Ex-Trooper Acquitted Of Charges After 2019 Incident

A Black man’s civil rights were allegedly violated in 2019 when former Louisiana state trooper Jacob Brown repeatedly struck him with a flashlight during a traffic stop. The former trooper’s case went viral when police body cam evidence of the assault surfaced, sparking widespread anger. 

After a traffic stop in May of 2019, the video captured Brown using a flashlight to strike Aaron Larry Bowman around 18 times in the head and chest while pinned down. 

Bowman had to have staples put in his skull to close a cut and had to have his jaw, three ribs, and wrist set. Released body-cam footage showed Bowman appealing to the trooper between strikes, saying, “I’m not resisting.”

Brown was found not guilty after a three-day trial in Monroe, Louisiana, roughly 100 miles east of Shreveport. The jury concluded that Brown had not deprived Bowman of his civil rights. 

During an earlier investigation, Brown admitted to using a flashlight as a baton for “pain compliance.” Prosecutors at the federal level said the flashlight’s metal tactical cap might be used to shatter glass.

U.S. Attorney for the Western District of Louisiana Brandon B. Brown said Thursday that they believed their client’s civil rights were violated. The jury, however, did not share their view, and they “must abide by their verdict.”

According to a complaint filed with the Ouachita Parish Sheriff’s Office, Bowman disregarded the deputy’s lights and sirens and continued driving after the S.U.V. was asked to stop. Bowman had gone the wrong way down a road. Bowman told the police he was hesitant to pull over and wanted to store the vehicle at his house in fear he would go to prison, but the deputy claimed that he smacked him in the head with a clenched fist and put up a fight.

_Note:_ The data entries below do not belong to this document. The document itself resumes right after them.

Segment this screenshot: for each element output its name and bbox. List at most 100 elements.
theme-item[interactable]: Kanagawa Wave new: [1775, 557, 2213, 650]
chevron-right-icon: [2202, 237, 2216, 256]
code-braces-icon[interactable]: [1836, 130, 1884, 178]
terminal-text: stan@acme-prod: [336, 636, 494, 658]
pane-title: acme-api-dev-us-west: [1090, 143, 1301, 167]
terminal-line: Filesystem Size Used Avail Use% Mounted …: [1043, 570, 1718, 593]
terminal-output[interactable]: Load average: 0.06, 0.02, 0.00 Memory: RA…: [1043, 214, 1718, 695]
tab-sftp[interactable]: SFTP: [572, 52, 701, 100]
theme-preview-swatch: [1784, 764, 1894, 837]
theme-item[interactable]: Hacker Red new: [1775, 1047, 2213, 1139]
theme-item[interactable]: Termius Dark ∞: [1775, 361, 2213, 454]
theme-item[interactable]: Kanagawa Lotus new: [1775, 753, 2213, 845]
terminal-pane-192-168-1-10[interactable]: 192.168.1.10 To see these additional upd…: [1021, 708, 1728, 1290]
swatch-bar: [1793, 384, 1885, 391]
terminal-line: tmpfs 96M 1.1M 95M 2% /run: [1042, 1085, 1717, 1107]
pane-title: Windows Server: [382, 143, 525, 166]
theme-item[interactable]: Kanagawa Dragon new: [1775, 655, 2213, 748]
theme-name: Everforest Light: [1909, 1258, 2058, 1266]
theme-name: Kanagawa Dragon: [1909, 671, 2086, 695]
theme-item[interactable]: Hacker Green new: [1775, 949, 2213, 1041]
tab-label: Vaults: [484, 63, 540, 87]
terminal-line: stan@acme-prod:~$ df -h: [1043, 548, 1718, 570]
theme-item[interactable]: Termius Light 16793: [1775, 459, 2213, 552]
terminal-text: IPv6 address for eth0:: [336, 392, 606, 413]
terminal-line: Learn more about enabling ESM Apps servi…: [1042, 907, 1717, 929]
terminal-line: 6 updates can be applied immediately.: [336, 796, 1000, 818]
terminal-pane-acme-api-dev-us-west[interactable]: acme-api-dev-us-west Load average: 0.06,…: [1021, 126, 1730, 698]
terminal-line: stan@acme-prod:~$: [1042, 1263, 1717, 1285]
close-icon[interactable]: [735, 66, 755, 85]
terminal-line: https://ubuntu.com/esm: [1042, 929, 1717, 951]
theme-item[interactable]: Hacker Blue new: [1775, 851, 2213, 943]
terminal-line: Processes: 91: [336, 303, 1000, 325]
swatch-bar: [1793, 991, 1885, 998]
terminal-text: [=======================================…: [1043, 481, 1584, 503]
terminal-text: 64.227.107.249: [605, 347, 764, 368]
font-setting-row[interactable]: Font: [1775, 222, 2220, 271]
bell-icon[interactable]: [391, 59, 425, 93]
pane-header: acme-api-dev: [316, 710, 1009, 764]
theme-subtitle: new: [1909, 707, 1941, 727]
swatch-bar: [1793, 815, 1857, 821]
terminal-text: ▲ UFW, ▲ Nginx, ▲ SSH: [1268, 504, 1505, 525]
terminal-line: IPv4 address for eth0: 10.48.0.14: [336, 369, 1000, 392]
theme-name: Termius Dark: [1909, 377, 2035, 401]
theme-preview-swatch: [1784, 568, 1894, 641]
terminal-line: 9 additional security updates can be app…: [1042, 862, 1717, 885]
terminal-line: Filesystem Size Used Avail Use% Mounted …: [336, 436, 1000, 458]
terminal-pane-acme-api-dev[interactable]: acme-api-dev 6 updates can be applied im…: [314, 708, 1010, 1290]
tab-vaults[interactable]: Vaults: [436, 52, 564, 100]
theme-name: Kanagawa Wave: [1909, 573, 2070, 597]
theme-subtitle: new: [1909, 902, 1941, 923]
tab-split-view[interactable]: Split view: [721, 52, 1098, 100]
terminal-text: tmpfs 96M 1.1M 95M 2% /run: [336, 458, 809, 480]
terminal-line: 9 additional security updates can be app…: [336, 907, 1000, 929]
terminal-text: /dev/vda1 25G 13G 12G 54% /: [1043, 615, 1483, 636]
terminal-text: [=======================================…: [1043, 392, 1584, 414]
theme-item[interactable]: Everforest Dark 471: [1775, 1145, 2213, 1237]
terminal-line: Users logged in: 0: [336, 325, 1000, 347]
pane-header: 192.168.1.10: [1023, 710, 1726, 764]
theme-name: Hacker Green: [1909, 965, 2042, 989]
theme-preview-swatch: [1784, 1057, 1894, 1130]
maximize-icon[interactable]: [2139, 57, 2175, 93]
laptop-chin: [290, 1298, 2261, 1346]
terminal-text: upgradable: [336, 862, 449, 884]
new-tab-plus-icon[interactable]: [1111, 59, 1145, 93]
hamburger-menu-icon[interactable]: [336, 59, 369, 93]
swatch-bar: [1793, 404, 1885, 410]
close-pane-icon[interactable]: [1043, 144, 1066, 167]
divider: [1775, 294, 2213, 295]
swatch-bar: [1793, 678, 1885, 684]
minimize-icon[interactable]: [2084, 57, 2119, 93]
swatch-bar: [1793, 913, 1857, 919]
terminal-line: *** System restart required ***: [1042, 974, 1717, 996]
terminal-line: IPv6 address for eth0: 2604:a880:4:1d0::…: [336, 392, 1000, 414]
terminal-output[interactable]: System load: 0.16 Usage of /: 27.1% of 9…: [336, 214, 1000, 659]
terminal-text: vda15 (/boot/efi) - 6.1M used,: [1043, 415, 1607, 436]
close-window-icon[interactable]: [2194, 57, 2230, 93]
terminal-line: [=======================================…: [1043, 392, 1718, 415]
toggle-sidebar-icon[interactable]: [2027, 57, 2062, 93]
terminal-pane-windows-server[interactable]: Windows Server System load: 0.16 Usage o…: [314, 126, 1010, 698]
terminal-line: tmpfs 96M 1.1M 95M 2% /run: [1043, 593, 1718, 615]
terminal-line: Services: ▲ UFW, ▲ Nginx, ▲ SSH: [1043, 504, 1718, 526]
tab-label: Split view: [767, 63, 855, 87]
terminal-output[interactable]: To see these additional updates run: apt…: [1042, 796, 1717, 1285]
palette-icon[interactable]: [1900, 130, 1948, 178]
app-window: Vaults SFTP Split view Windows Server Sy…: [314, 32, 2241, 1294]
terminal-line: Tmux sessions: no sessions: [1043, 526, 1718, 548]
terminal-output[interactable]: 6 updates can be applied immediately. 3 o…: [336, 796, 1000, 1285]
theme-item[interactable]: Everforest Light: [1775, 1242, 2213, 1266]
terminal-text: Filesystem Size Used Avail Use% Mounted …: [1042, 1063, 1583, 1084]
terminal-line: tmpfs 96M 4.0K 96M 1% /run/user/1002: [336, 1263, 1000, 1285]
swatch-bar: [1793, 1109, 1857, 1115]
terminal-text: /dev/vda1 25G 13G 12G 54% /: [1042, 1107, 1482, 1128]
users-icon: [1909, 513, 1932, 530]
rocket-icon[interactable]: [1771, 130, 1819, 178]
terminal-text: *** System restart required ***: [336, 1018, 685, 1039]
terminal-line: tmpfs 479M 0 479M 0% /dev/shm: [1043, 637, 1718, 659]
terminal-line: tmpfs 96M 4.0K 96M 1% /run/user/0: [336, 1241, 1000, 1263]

The civil rights lawsuit surrounding Michael Brown is concluded, but the death of Black man Ronald Greene in 2019 at the hands of Louisiana State Police is still being investigated by state and federal authorities. Police officers were shown on body camera footage hitting, pulling, and deploying a stun gun on Greene as he pleaded for help. The case energized activists, and the Louisiana State Police came under intense scrutiny when body-cam evidence disproved their first account of Greene resisting arrest during a high-speed pursuit.